Method CDR-H1 CDR-H2 CDR-H3 CDR-L1 CDR-L2 CDR-L3
Rosetta Antibody Benchmark
 AlphaFold2a 0.84 0.99 2.87 0.53 0.49 0.95
 ABodyBuilder 1.08 0.99 2.77 0.69 0.50 1.12
 DeepAb 0.83 0.93 2.44 0.50 0.44 0.85
 ABlooper 0.92 1.01 2.49 0.62 0.52 0.97
 ABlooper unrelaxed 0.90 1.03 2.45 0.61 0.51 0.93
SAbDab latest structures
 ABodyBuilder 1.24 1.07 3.25 0.88 0.57 1.03
 DeepAba 1.00 0.82 2.49 0.59 0.45 0.90
 ABlooper 1.14 0.97 2.72 0.74 0.55 1.04
 ABlooper Unrelaxed 1.14 0.99 2.66 0.73 0.54 1.01

The mean RMSD to the crystal structure across each test set for the six CDRs is shown.

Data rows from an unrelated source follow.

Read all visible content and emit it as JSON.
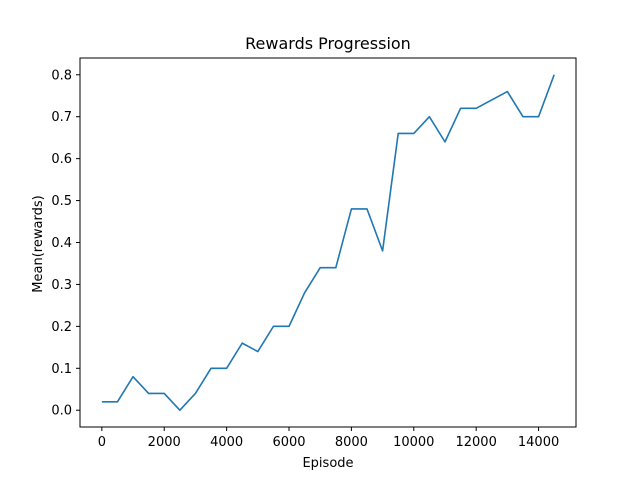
{
  "chart_data": {
    "type": "line",
    "title": "Rewards Progression",
    "xlabel": "Episode",
    "ylabel": "Mean(rewards)",
    "xlim": [
      -700,
      15200
    ],
    "ylim": [
      -0.04,
      0.84
    ],
    "xticks": [
      0,
      2000,
      4000,
      6000,
      8000,
      10000,
      12000,
      14000
    ],
    "yticks": [
      0.0,
      0.1,
      0.2,
      0.3,
      0.4,
      0.5,
      0.6,
      0.7,
      0.8
    ],
    "ytick_labels": [
      "0.0",
      "0.1",
      "0.2",
      "0.3",
      "0.4",
      "0.5",
      "0.6",
      "0.7",
      "0.8"
    ],
    "grid": false,
    "series": [
      {
        "color": "#1f77b4",
        "x": [
          0,
          500,
          1000,
          1500,
          2000,
          2500,
          3000,
          3500,
          4000,
          4500,
          5000,
          5500,
          6000,
          6500,
          7000,
          7500,
          8000,
          8500,
          9000,
          9500,
          10000,
          10500,
          11000,
          11500,
          12000,
          12500,
          13000,
          13500,
          14000,
          14500
        ],
        "y": [
          0.02,
          0.02,
          0.08,
          0.04,
          0.04,
          0.0,
          0.04,
          0.1,
          0.1,
          0.16,
          0.14,
          0.2,
          0.2,
          0.28,
          0.34,
          0.34,
          0.48,
          0.48,
          0.38,
          0.66,
          0.66,
          0.7,
          0.64,
          0.72,
          0.72,
          0.74,
          0.76,
          0.7,
          0.7,
          0.8
        ]
      }
    ]
  }
}
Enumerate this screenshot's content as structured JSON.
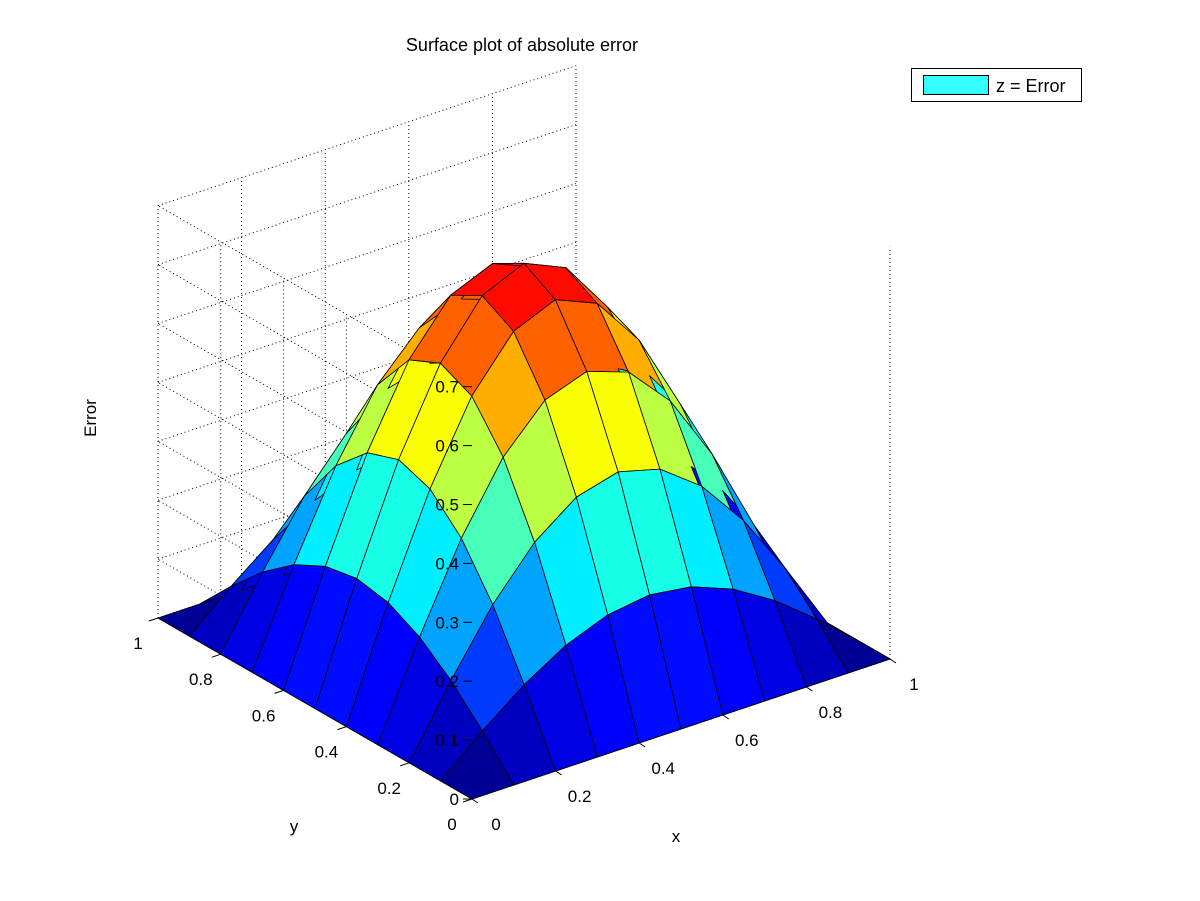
{
  "chart_data": {
    "type": "surface",
    "title": "Surface plot of absolute error",
    "xlabel": "x",
    "ylabel": "y",
    "zlabel": "Error",
    "x": [
      0,
      0.1,
      0.2,
      0.3,
      0.4,
      0.5,
      0.6,
      0.7,
      0.8,
      0.9,
      1
    ],
    "y": [
      0,
      0.1,
      0.2,
      0.3,
      0.4,
      0.5,
      0.6,
      0.7,
      0.8,
      0.9,
      1
    ],
    "z": [
      [
        0,
        0,
        0,
        0,
        0,
        0,
        0,
        0,
        0,
        0,
        0
      ],
      [
        0,
        0.061,
        0.116,
        0.159,
        0.187,
        0.197,
        0.187,
        0.159,
        0.116,
        0.061,
        0
      ],
      [
        0,
        0.116,
        0.221,
        0.303,
        0.356,
        0.375,
        0.356,
        0.303,
        0.221,
        0.116,
        0
      ],
      [
        0,
        0.159,
        0.303,
        0.417,
        0.49,
        0.515,
        0.49,
        0.417,
        0.303,
        0.159,
        0
      ],
      [
        0,
        0.187,
        0.356,
        0.49,
        0.576,
        0.606,
        0.576,
        0.49,
        0.356,
        0.187,
        0
      ],
      [
        0,
        0.197,
        0.375,
        0.515,
        0.606,
        0.637,
        0.606,
        0.515,
        0.375,
        0.197,
        0
      ],
      [
        0,
        0.187,
        0.356,
        0.49,
        0.576,
        0.606,
        0.576,
        0.49,
        0.356,
        0.187,
        0
      ],
      [
        0,
        0.159,
        0.303,
        0.417,
        0.49,
        0.515,
        0.49,
        0.417,
        0.303,
        0.159,
        0
      ],
      [
        0,
        0.116,
        0.221,
        0.303,
        0.356,
        0.375,
        0.356,
        0.303,
        0.221,
        0.116,
        0
      ],
      [
        0,
        0.061,
        0.116,
        0.159,
        0.187,
        0.197,
        0.187,
        0.159,
        0.116,
        0.061,
        0
      ],
      [
        0,
        0,
        0,
        0,
        0,
        0,
        0,
        0,
        0,
        0,
        0
      ]
    ],
    "xlim": [
      0,
      1
    ],
    "ylim": [
      0,
      1
    ],
    "zlim": [
      0,
      0.7
    ],
    "xticks": [
      "0",
      "0.2",
      "0.4",
      "0.6",
      "0.8",
      "1"
    ],
    "yticks": [
      "0",
      "0.2",
      "0.4",
      "0.6",
      "0.8",
      "1"
    ],
    "zticks": [
      "0",
      "0.1",
      "0.2",
      "0.3",
      "0.4",
      "0.5",
      "0.6",
      "0.7"
    ],
    "grid": true,
    "colormap": "jet",
    "legend": {
      "placement": "top-right",
      "entries": [
        {
          "label": "z = Error",
          "color": "#33FFFF"
        }
      ]
    }
  }
}
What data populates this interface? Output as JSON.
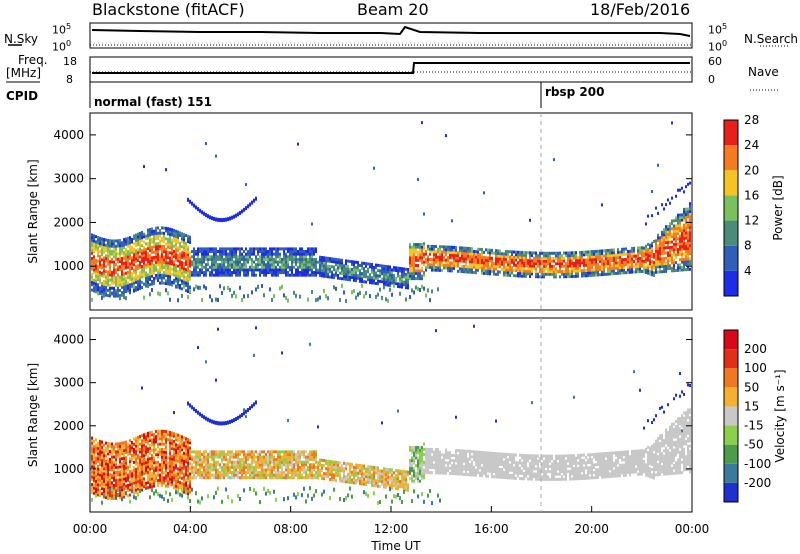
{
  "header": {
    "station": "Blackstone (fitACF)",
    "beam": "Beam 20",
    "date": "18/Feb/2016"
  },
  "panels": {
    "nsky_label": "N.Sky",
    "nsky_tick_top": "10^5",
    "nsky_tick_bottom": "10^0",
    "nsearch_label": "N.Search",
    "nsearch_tick_top": "10^5",
    "nsearch_tick_bottom": "10^0",
    "freq_label": "Freq.",
    "freq_unit": "[MHz]",
    "freq_tick_top": "18",
    "freq_tick_bottom": "8",
    "nave_label": "Nave",
    "nave_tick_top": "60",
    "nave_tick_bottom": "0",
    "cpid_label": "CPID",
    "cpid_mode_1": "normal (fast) 151",
    "cpid_mode_2": "rbsp 200"
  },
  "chart_data": [
    {
      "type": "heatmap",
      "title": "",
      "xlabel": "",
      "ylabel": "Slant Range [km]",
      "x_range": [
        "00:00",
        "24:00"
      ],
      "ylim": [
        0,
        4500
      ],
      "yticks": [
        "1000",
        "2000",
        "3000",
        "4000"
      ],
      "colorbar": {
        "label": "Power [dB]",
        "ticks": [
          "4",
          "8",
          "12",
          "16",
          "20",
          "24",
          "28"
        ],
        "colors": [
          "#1e2ce8",
          "#2f5fb8",
          "#4a8c7a",
          "#7bc05e",
          "#f4c522",
          "#f47b1e",
          "#e8201c"
        ]
      }
    },
    {
      "type": "heatmap",
      "title": "",
      "xlabel": "Time UT",
      "ylabel": "Slant Range [km]",
      "x_range": [
        "00:00",
        "24:00"
      ],
      "xticks": [
        "00:00",
        "04:00",
        "08:00",
        "12:00",
        "16:00",
        "20:00",
        "00:00"
      ],
      "ylim": [
        0,
        4500
      ],
      "yticks": [
        "1000",
        "2000",
        "3000",
        "4000"
      ],
      "colorbar": {
        "label": "Velocity [m s⁻¹]",
        "ticks": [
          "200",
          "100",
          "50",
          "15",
          "-15",
          "-50",
          "-100",
          "-200"
        ],
        "colors": [
          "#2030d0",
          "#3a7a9a",
          "#4c9c4c",
          "#8ad04a",
          "#c8c8c8",
          "#f4b030",
          "#f07820",
          "#e03018",
          "#d80818"
        ]
      }
    }
  ]
}
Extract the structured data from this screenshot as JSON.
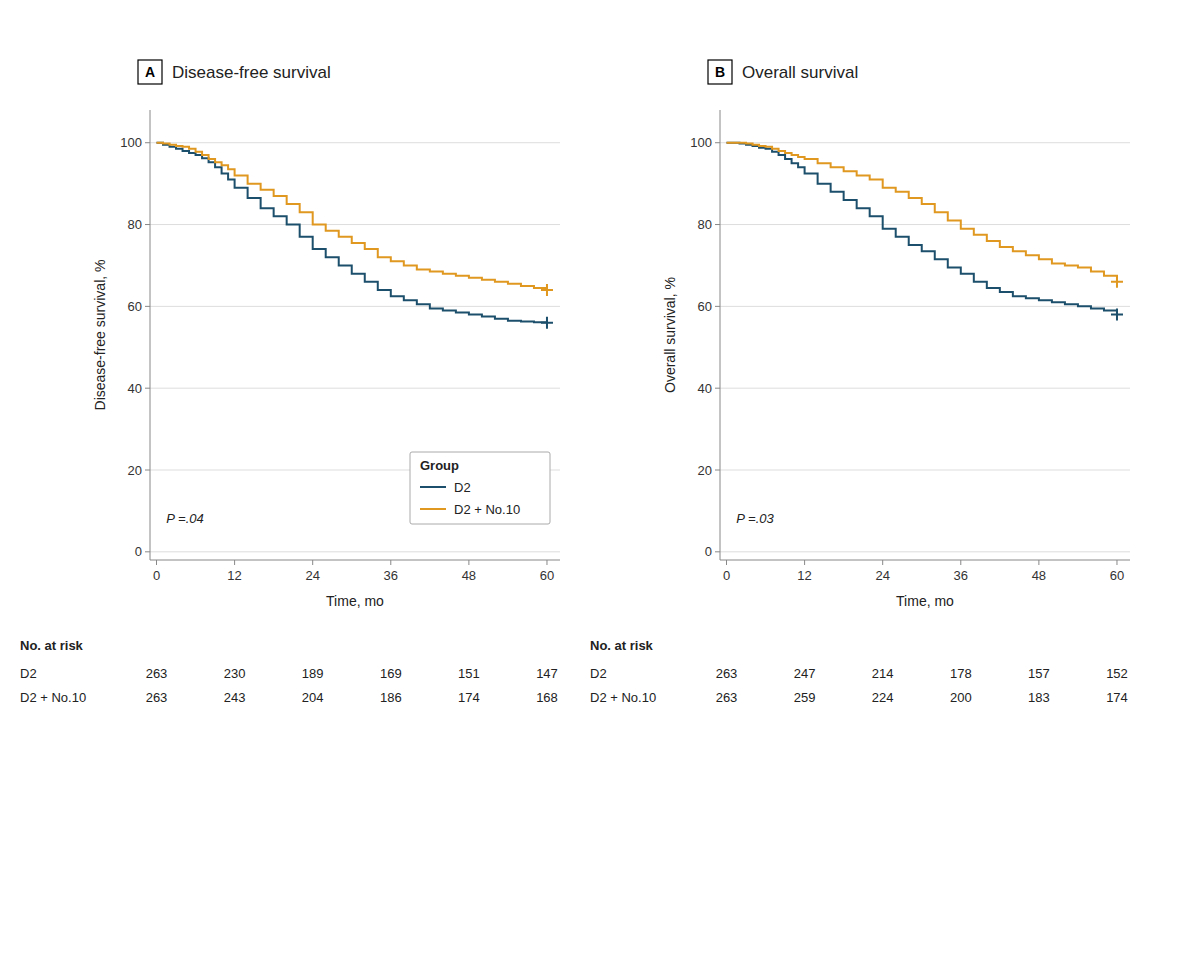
{
  "chart_data": [
    {
      "type": "step",
      "panel_label": "A",
      "title": "Disease-free survival",
      "x_label": "Time, mo",
      "y_label": "Disease-free survival, %",
      "x": [
        0,
        1,
        2,
        3,
        4,
        5,
        6,
        7,
        8,
        9,
        10,
        11,
        12,
        14,
        16,
        18,
        20,
        22,
        24,
        26,
        28,
        30,
        32,
        34,
        36,
        38,
        40,
        42,
        44,
        46,
        48,
        50,
        52,
        54,
        56,
        58,
        60
      ],
      "series": [
        {
          "name": "D2",
          "color": "#1c4f6b",
          "marker": "plus",
          "values": [
            100,
            99.5,
            99,
            98.5,
            98,
            97.5,
            97,
            96.2,
            95.2,
            94,
            92.5,
            91,
            89,
            86.5,
            84,
            82,
            80,
            77,
            74,
            72,
            70,
            68,
            66,
            64,
            62.5,
            61.5,
            60.5,
            59.5,
            59,
            58.5,
            58,
            57.5,
            57,
            56.5,
            56.3,
            56.1,
            56
          ]
        },
        {
          "name": "D2 + No.10",
          "color": "#e09820",
          "marker": "plus",
          "values": [
            100,
            99.8,
            99.5,
            99.2,
            99,
            98.5,
            97.8,
            97,
            96,
            95.2,
            94.5,
            93.5,
            92,
            90,
            88.5,
            87,
            85,
            83,
            80,
            78.5,
            77,
            75.5,
            74,
            72,
            71,
            70,
            69,
            68.5,
            68,
            67.5,
            67,
            66.5,
            66,
            65.5,
            65,
            64.5,
            64
          ]
        }
      ],
      "xlim": [
        -1,
        62
      ],
      "ylim": [
        -2,
        108
      ],
      "xticks": [
        0,
        12,
        24,
        36,
        48,
        60
      ],
      "yticks": [
        0,
        20,
        40,
        60,
        80,
        100
      ],
      "grid": true,
      "legend": "lower right",
      "legend_title": "Group",
      "annotations": [
        {
          "text": "P =.04",
          "x": 1.5,
          "y": 7
        }
      ],
      "risk_table": {
        "title": "No. at risk",
        "x": [
          0,
          12,
          24,
          36,
          48,
          60
        ],
        "rows": [
          {
            "name": "D2",
            "values": [
              263,
              230,
              189,
              169,
              151,
              147
            ]
          },
          {
            "name": "D2 + No.10",
            "values": [
              263,
              243,
              204,
              186,
              174,
              168
            ]
          }
        ]
      }
    },
    {
      "type": "step",
      "panel_label": "B",
      "title": "Overall survival",
      "x_label": "Time, mo",
      "y_label": "Overall survival, %",
      "x": [
        0,
        1,
        2,
        3,
        4,
        5,
        6,
        7,
        8,
        9,
        10,
        11,
        12,
        14,
        16,
        18,
        20,
        22,
        24,
        26,
        28,
        30,
        32,
        34,
        36,
        38,
        40,
        42,
        44,
        46,
        48,
        50,
        52,
        54,
        56,
        58,
        60
      ],
      "series": [
        {
          "name": "D2",
          "color": "#1c4f6b",
          "marker": "plus",
          "values": [
            100,
            100,
            99.8,
            99.5,
            99.2,
            98.8,
            98.5,
            97.8,
            97,
            96,
            95,
            94,
            92.5,
            90,
            88,
            86,
            84,
            82,
            79,
            77,
            75,
            73.5,
            71.5,
            69.5,
            68,
            66,
            64.5,
            63.5,
            62.5,
            62,
            61.5,
            61,
            60.5,
            60,
            59.5,
            59,
            58
          ]
        },
        {
          "name": "D2 + No.10",
          "color": "#e09820",
          "marker": "plus",
          "values": [
            100,
            100,
            100,
            99.8,
            99.5,
            99.2,
            99,
            98.5,
            98,
            97.5,
            97,
            96.5,
            96,
            95,
            94,
            93,
            92,
            91,
            89,
            88,
            86.5,
            85,
            83,
            81,
            79,
            77.5,
            76,
            74.5,
            73.5,
            72.5,
            71.5,
            70.5,
            70,
            69.5,
            68.5,
            67.5,
            66
          ]
        }
      ],
      "xlim": [
        -1,
        62
      ],
      "ylim": [
        -2,
        108
      ],
      "xticks": [
        0,
        12,
        24,
        36,
        48,
        60
      ],
      "yticks": [
        0,
        20,
        40,
        60,
        80,
        100
      ],
      "grid": true,
      "annotations": [
        {
          "text": "P =.03",
          "x": 1.5,
          "y": 7
        }
      ],
      "risk_table": {
        "title": "No. at risk",
        "x": [
          0,
          12,
          24,
          36,
          48,
          60
        ],
        "rows": [
          {
            "name": "D2",
            "values": [
              263,
              247,
              214,
              178,
              157,
              152
            ]
          },
          {
            "name": "D2 + No.10",
            "values": [
              263,
              259,
              224,
              200,
              183,
              174
            ]
          }
        ]
      }
    }
  ]
}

RMSDs for each CDR are calculated after superimposing their corresponding chain to the crystal structure. RMSDs are given in Angstroms (Å).

a

It is likely that AlphaFold2 used at least some of the structures in the benchmark set during training. Similarly, structures in the SAbDab Latest Structures set may have been used for training DeepAb.